Wenn man anfängt, über Reminiszenzen nachzudenken, können erstaunliche Dinge herauskommen. Im Mai 2009 bat mich die Radiomacherin Ute Büsing anlässlich des 150. Geburtstags von Sir Arthur Conan Doyle für ein Gespräch über den Stellenwert von Sherlock Holmes ins RBB-Inforadio-Studio. Und während des Gesprächs, für das ich mich brav noch einmal faktensicher gemacht hatte, kamen mir so meine Zweifel: Interessiert mich Sherlock Holmes eigentlich heute noch die Bohne? Hat er mich je interessiert? Und wenn nicht, warum?

Im Alltagsgetöse gehen solche Momente der Irritation zwar schnell vorbei, aber subkutan pocht ein unbearbeiteter Rest. Als dann Anfang des Jahres 2010 der Guy-Ritchie-Film über Holmes und Watson in die Kinos kam, wartete ich skeptisch erst einmal die Besprechung ab, die die kluge Henrike Heiland für den damals noch in der Blüte stehenden "SiK" beim mittlerweile absterbenden TITEL Magazin schrieb. Heilands Argumentation, Ritchie habe erst einmal 100 Jahre Rezeptionsgeschichte entrümpelt und unter dem ganzen prätentiösen Holmes-Getue angeblicher Connaisseure und dauerenthusiasmierter aficionados, unter der Last von Ikonographie, Fandom und Gemeinplätzen einen sehr brauchbaren Filmstoff hervorgebuddelt und mit "Eleganz und Selbstironie" in eine wunderbaren Kinokracher verwandelt, fand ich einleuchtend. Also habe ich mir den Film angesehen, fand ihn grandios, according to Henrike Heiland, hatte mich prächtig amüsiert und dann, in einem Anfall von Melancholie doch wieder darüber nachgedacht, dass mich außer dem filmischen Spektakel (Filme haben Spektakel zu sein, das ist nun mal ihr Beruf und insofern ist dieses Argument ein hohes Lob) an dem ganzen Holmes/Watson-Kram eigentlich nichts so richtig interessiert. Nicht als mein persönliches Problem oder Ausdruck eines intellektuellen ennui, sondern ich grübelte, was mich warum aus welchen Gründen interessieren sollte?

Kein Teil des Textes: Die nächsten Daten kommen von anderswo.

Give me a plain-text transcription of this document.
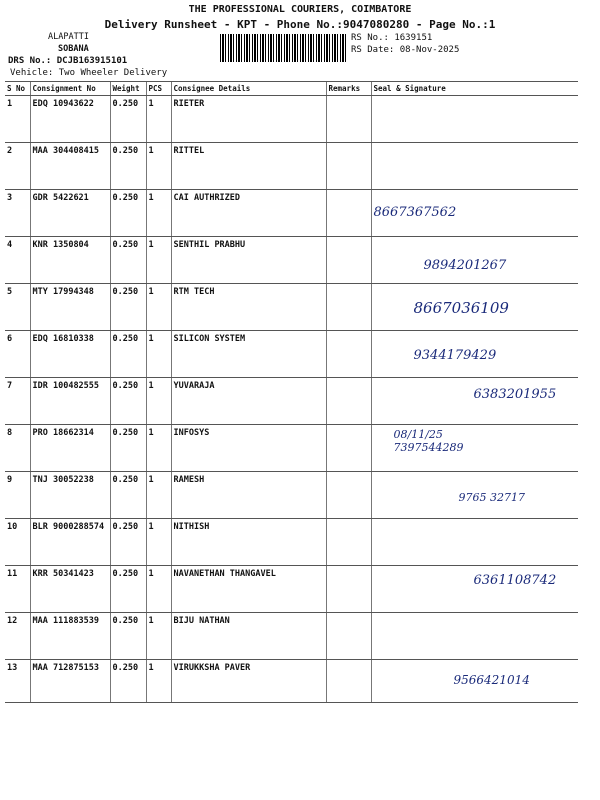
THE PROFESSIONAL COURIERS, COIMBATORE
Delivery Runsheet - KPT - Phone No.:9047080280 - Page No.:1
ALAPATTI
SOBANA
DRS No.: DCJB163915101
RS No.: 1639151
RS Date: 08-Nov-2025
Vehicle: Two Wheeler Delivery
S No	Consignment No	Weight	PCS	Consignee Details	Remarks	Seal & Signature
1	EDQ 10943622	0.250	1	RIETER		

2	MAA 304408415	0.250	1	RITTEL		

3	GDR 5422621	0.250	1	CAI AUTHRIZED		8667367562

4	KNR 1350804	0.250	1	SENTHIL PRABHU		9894201267

5	MTY 17994348	0.250	1	RTM TECH		8667036109

6	EDQ 16810338	0.250	1	SILICON SYSTEM		9344179429

7	IDR 100482555	0.250	1	YUVARAJA		6383201955

8	PRO 18662314	0.250	1	INFOSYS		08/11/25 7397544289

9	TNJ 30052238	0.250	1	RAMESH		9765 32717

10	BLR 9000288574	0.250	1	NITHISH		

11	KRR 50341423	0.250	1	NAVANETHAN THANGAVEL		6361108742

12	MAA 111883539	0.250	1	BIJU NATHAN		

13	MAA 712875153	0.250	1	VIRUKKSHA PAVER		9566421014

Man kennt die Holmes-Geschichten natürlich längst, bevor man sie gelesen hat. Aus Filmen, aus dem Fernsehen, aus anderen Fassungen, aus Erzählungen, aus dem smalltalk. Sie sind präsent als Ergebnis "ungeplanter Rezeptionen" (um eine Analogie zu Norbert Elias' Theorie "ungeplanter Prozesse" zu wagen). Man muss sich nicht mit Crime Fiction beschäftigen, man muss noch nicht mal besonders literarisch interessiert sein: Jeder Mensch weiß grob und ungefähr, was ein Sherlock Holmes ist. Und ein Watson. Genauso wie ein Don Quijote und ein Sancho Panza (obwohl ich dieses Beispiel hier nur ironisch benutze, denn es ist ziemlich fatal, in Sancho Panza einen Sidekick avant la lettre von Don Quijote zu sehen, und beide Konstellationen an dieser Stelle in einen Zusammenhang zu bringen - hier muss ich mich in Bezug zur o.a. Radiosendung revidieren, aber das ist ein anderes Thema). Aber das ist ein literatursoziologisches Problem, für eine empirische Rezeptionsforschung möglicherweise interessant oder ein Grund, über die Mechanismen von Ikonisierungsprozessen nachzudenken.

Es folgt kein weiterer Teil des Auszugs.